France Bleu Saint-Etienne Loire : Cholton est l’une des seules PME de la Loire et même de Rhône-Alpes à faire de l’affermage, l’acheminement de l’eau au robinet aux abonnés. Vous vous occupez de l’eau dans douze communes, essentiellement de la Loire, du Rhône et de l’Isère. Ça représente 27 000 abonnés. D’où elle vient l’eau du robinet ?
Jérome Serpoix, dirigeant de Cholton : Au départ elle venait des captages d’eau des communes qui sont de moins en moins fréquent. Sinon ce sont nos barrages ou les nappes phréatiques de nos fleuves.
Sur Facebook, Lydie nous dit : « J’ai toujours bu l’eau du robinet que je n’ai jamais filtré. Je n’achète jamais d’eau en bouteille ». Cette eau que vous avez captée ensuite, elle est traitée ?
L’eau est traitée surtout au niveau des barrages et des captages . Les traitements sont contrôlés par l’ARS. Ce sont des traitements essentiellement en chlorure ferrique pour la turbidité. Ensuite, on a des traitements à la chaux pour le Ph, essentiellement pour réduire l’agressivité de l’eau. Enfin on met du chlore bien évidemment pour les bactéries pathogènes.
L’ARS nous dit que d’une manière générale, ça se passe bien pour la qualité de l’eau sur les départements de la Loire et de la Haute-Loire. Vous qui acheminez l’eau, vous faites aussi des tests très régulièrement pour être certain de cette qualité avant qu’elle arrive dans le robinet des usagers ?
L’ARS fait des contrôles fréquents, une fois par mois, avec des échantillonnages pour chaque commune ou chaque point d’eau.
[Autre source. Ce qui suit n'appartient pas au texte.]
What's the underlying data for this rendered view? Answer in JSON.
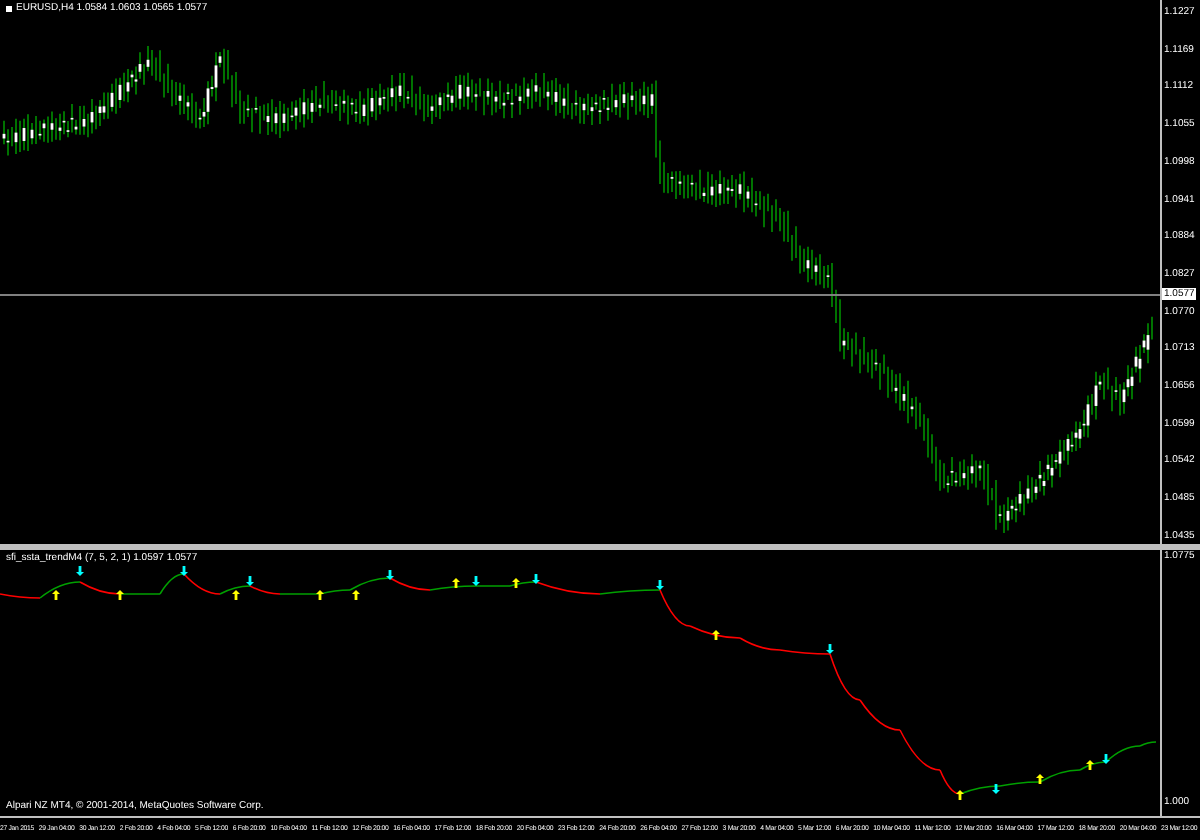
{
  "main_chart": {
    "title": "EURUSD,H4  1.0584 1.0603 1.0565 1.0577",
    "current_price": "1.0577",
    "price_axis": [
      "1.1227",
      "1.1169",
      "1.1112",
      "1.1055",
      "1.0998",
      "1.0941",
      "1.0884",
      "1.0827",
      "1.0770",
      "1.0713",
      "1.0656",
      "1.0599",
      "1.0542",
      "1.0485",
      "1.0435"
    ]
  },
  "indicator": {
    "label": "sfi_ssta_trendM4 (7, 5, 2, 1)  1.0597 1.0577",
    "axis": [
      "1.0775",
      "1.000"
    ],
    "footer": "Alpari NZ MT4, © 2001-2014, MetaQuotes Software Corp."
  },
  "time_axis": [
    "27 Jan 2015",
    "29 Jan 04:00",
    "30 Jan 12:00",
    "2 Feb 20:00",
    "4 Feb 04:00",
    "5 Feb 12:00",
    "6 Feb 20:00",
    "10 Feb 04:00",
    "11 Feb 12:00",
    "12 Feb 20:00",
    "16 Feb 04:00",
    "17 Feb 12:00",
    "18 Feb 20:00",
    "20 Feb 04:00",
    "23 Feb 12:00",
    "24 Feb 20:00",
    "26 Feb 04:00",
    "27 Feb 12:00",
    "3 Mar 20:00",
    "4 Mar 04:00",
    "5 Mar 12:00",
    "6 Mar 20:00",
    "10 Mar 04:00",
    "11 Mar 12:00",
    "12 Mar 20:00",
    "16 Mar 04:00",
    "17 Mar 12:00",
    "18 Mar 20:00",
    "20 Mar 04:00",
    "23 Mar 12:00"
  ]
}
Quand les communes sont plus grosses, la fréquence augmente. Nous faisons des auto-contrôles supplémentaires mensuellement ou même chaque semaine.
Marie-Christiane à Boën-sur-Lignon, nous explique qu’à l’époque du COVID, la ville a déversé une dose abondante de chlore dans l’eau. Elle a changé l’eau de son aquarium et le lendemain matin, ses cinq poissons étaient morts. Jérôme Serpoix, vous pouvez nous expliquer ?
En fait le chlore est obligatoire. On a des dosages qui sont alors très faibles. Trois milligrammes par litre en général. Sachant que depuis 2011, on est en plan Vigipirate et on a une obligation de mettre un peu plus de chlore dans nos eaux pour éviter les attaques bactériennes. Mais le chlore n’est pas un problème pour l’eau parce que quand on la boit, il suffit de la mettre en carafe un certain moment avant de la boire et le chlore s’échappe de l’eau naturellement.
Olivier de Génilac explique que des études ont été faites par des organismes indépendants comme « Que Choisir ». Elles disent que dans certains secteurs, il reste quand même des métaux lourds dans l’eau du robinet, que le fait de le filtrer dans des carafes, cela limite un peu les dégâts. Filtrer son eau c’est de l’ordre du gadget ou bien l’eau qui arrive du robinet est en grande majorité consommable immédiatement ?
L’eau, qui arrive au robinet est consommable immédiatement. Après les filtres ne sont pas des gadgets. C’est surtout pour filtrer le calcaire qui peut se former dans les réseaux de nos maison. Ensuite il y a des filtres à carbone. C’est essentiellement pour le goût de l’eau en fait, essentiellement pour le goût. Ils sont vendu à prix d’or et doivent être changés régulièrement car sinon ils deviennent des nids à bactéries.